Twickenham Park


Twickenham Park was a latterly large house and a farmland/parkland overspilling the north east of Twickenham in Middlesex. The house was demolished in 1809.

History

The New Park of Richmond, later called Twickenham Park, passed to Edward Bacon in 1574 and to the English philosopher, Francis Bacon, in 1593. In 1608 the property passed to Lucy Russell, Countess of Bedford. The courtier and poet Cecily Bulstrode died at Twickenham Park on 4 August 1609. In 1618 the Countess Bedford gave it to a relative, Sir William Harrington, Member of Parliament for Hertford. Harrington sold it to Mary Home, Countess of Home, a cousin of Lady Bedford, in 1621.
The property was acquired from the Countess of Home by Sir Thomas Nott, a Royalist Army officer, in 1640. Nott remained there until 1659 when he sold it to a Mr Henry Murray. In 1668 Murray sold it to John Berkeley, 1st Baron Berkeley of Stratton, another Royalist Army officer, who died in 1678.
In 1685 the Berkeley family sold the property to Robert Brudenell, 2nd Earl of Cardigan. The property was then bought by Sir Thomas Vernon, Member of Parliament for Whitchurch, in 1698 and by Algernon Coote, 6th Earl of Mountrath in 1743.
In 1766 the property passed to the Harriet Pelham-Holles, Duchess of Newcastle-upon-Tyne, who set about mixed farming in the park, and in 1788 it passed to Lord Frederick Cavendish, a British Army officer.
Following Cavendish's death in October 1803 the house passed to Sir William Abdy, 7th Baronet. Abdy sold the house at auction to Francis Gosling who in turn demolished it in 1809.

Subsequent site use

The site is now mainly residential buildings with gardens, the rest given up for a two-track railway, Twickenham Studios, a supermarket, Twickenham Park Surgery and a community centre. It slightly straddled the pre-1931 Isleworth parish limits originally right up to its breakaway Lord Ailsa's celebrated grand house and grounds St Margarets by an east-facing left bank of the Tidal Thames.
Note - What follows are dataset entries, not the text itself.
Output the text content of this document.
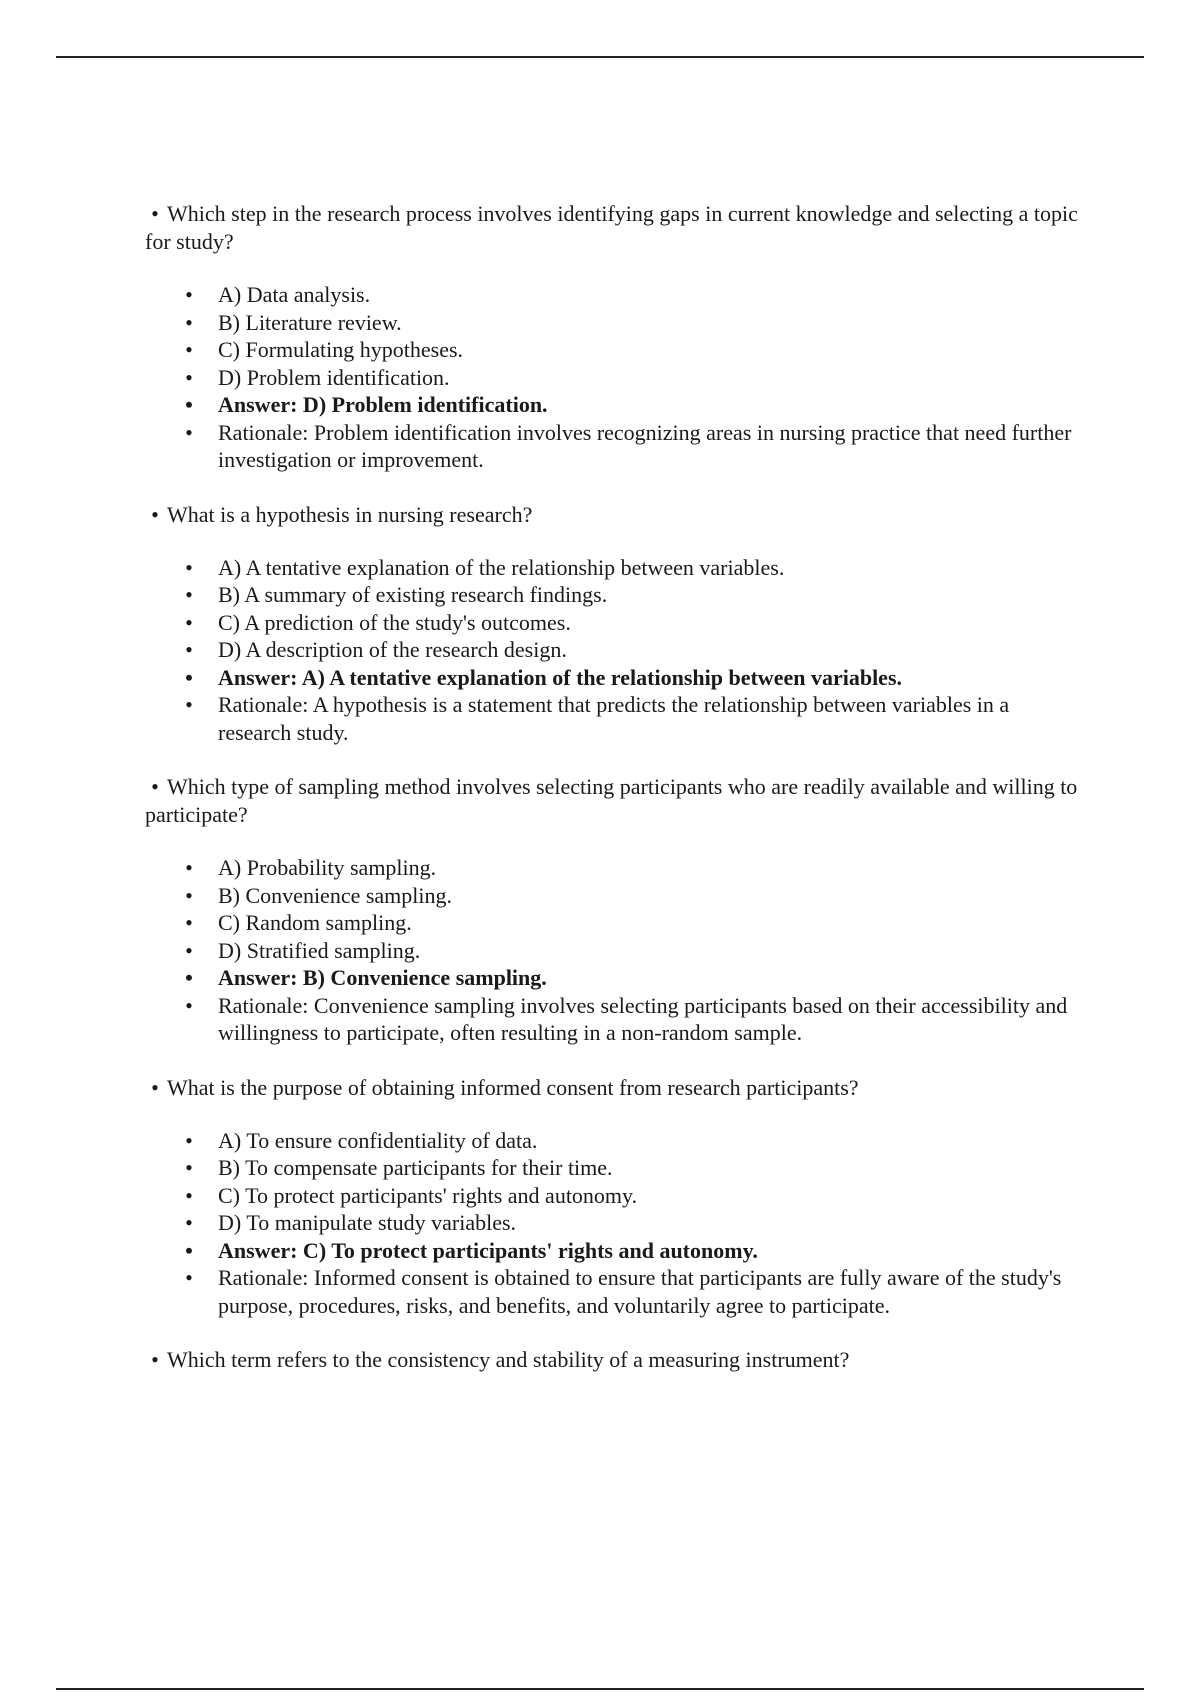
• Which step in the research process involves identifying gaps in current knowledge and selecting a topic for study?

• A) Data analysis.
• B) Literature review.
• C) Formulating hypotheses.
• D) Problem identification.
• Answer: D) Problem identification.
• Rationale: Problem identification involves recognizing areas in nursing practice that need further investigation or improvement.

• What is a hypothesis in nursing research?

• A) A tentative explanation of the relationship between variables.
• B) A summary of existing research findings.
• C) A prediction of the study's outcomes.
• D) A description of the research design.
• Answer: A) A tentative explanation of the relationship between variables.
• Rationale: A hypothesis is a statement that predicts the relationship between variables in a research study.

• Which type of sampling method involves selecting participants who are readily available and willing to participate?

• A) Probability sampling.
• B) Convenience sampling.
• C) Random sampling.
• D) Stratified sampling.
• Answer: B) Convenience sampling.
• Rationale: Convenience sampling involves selecting participants based on their accessibility and willingness to participate, often resulting in a non-random sample.

• What is the purpose of obtaining informed consent from research participants?

• A) To ensure confidentiality of data.
• B) To compensate participants for their time.
• C) To protect participants' rights and autonomy.
• D) To manipulate study variables.
• Answer: C) To protect participants' rights and autonomy.
• Rationale: Informed consent is obtained to ensure that participants are fully aware of the study's purpose, procedures, risks, and benefits, and voluntarily agree to participate.

• Which term refers to the consistency and stability of a measuring instrument?
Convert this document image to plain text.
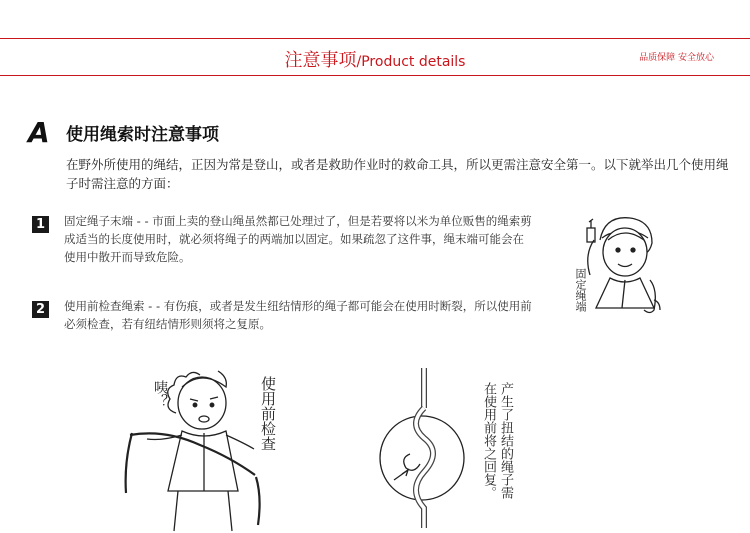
注意事项/Product details	品质保障 安全放心
A 使用绳索时注意事项
在野外所使用的绳结，正因为常是登山，或者是救助作业时的救命工具，所以更需注意安全第一。以下就举出几个使用绳子时需注意的方面：
1	固定绳子末端 - - 市面上卖的登山绳虽然都已处理过了，但是若要将以米为单位贩售的绳索剪成适当的长度使用时，就必须将绳子的两端加以固定。如果疏忽了这件事，绳末端可能会在使用中散开而导致危险。
2	使用前检查绳索 - - 有伤痕，或者是发生纽结情形的绳子都可能会在使用时断裂，所以使用前必须检查，若有纽结情形则须将之复原。
固定绳端
咦？	使用前检查	产生了扭结的绳子需
在使用前将之回复。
As to limits it ran up the Thames briefly, then past the rear of the nascent buildings of the Richmond Bridge end of Richmond Road and then up to the road's long, gentle curve continuation that sweeps to the north to reach the mouth of the Crane. Ailsa House had been author and playwright Richard Brinsley Sheridan's house and had over 40 acres of gardens and orchards under Lord Ailsa's patronage.